In summary, the number of rows in those status codes tables is directly related to:

The number of status codes observed in Kong Gateway proxied requests
The number of Kong Gateway entities involved in those requests
The constant flow of proxied requests

In an estimate of row numbers in scenario, consider a Kong Gateway cluster with the following characteristics:

A constant flow of requests returning all 5 possible groups of status codes (1xx, 2xx, 3xx, 4xx and 5xx).
Just 1 workspace, 1 service, and 1 route

After 24 hours of traffic, the status codes tables will have this number of rows:

Status code table name	Day	Minute	Seconds	Total
vitals_codes_by_cluster	5	7200	18000	25200
vitals_codes_by_workspace	5	7200	18000	25200
vitals_codes_by_route	5	7200	18000	25200

It’s important to note that this assumes that all 5 groups of status codes had been observed in those 24 hours of traffic. This is why quantities were multiplied by 5.

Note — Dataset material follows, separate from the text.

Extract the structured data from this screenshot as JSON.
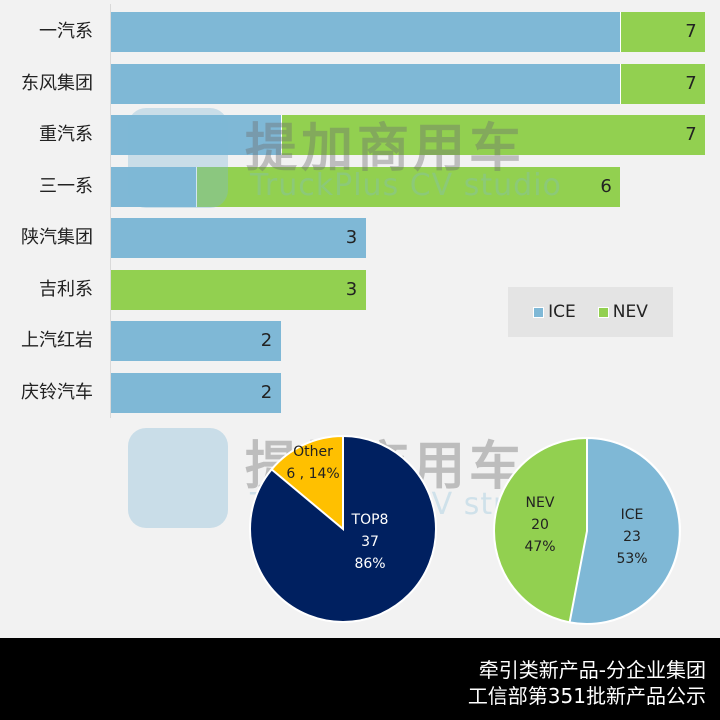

With this baseline scenario, it’s easier to calculate what happens when the number of Kong Gateway entities (Workspaces and Routes) involved in the traffic increases. Tables vitals_codes_by_workspace and vitals_codes_by_route have their row number change with increase in workspaces and routes, respectively.

If the above Kong Gateway cluster is expanded to have 10 workspaces with 1 route each (10 routes total) and it proxies traffic for 24 hours and returns all 5 status codes, vitals_codes_by_workspace and vitals_codes_by_route would have 252,000 rows.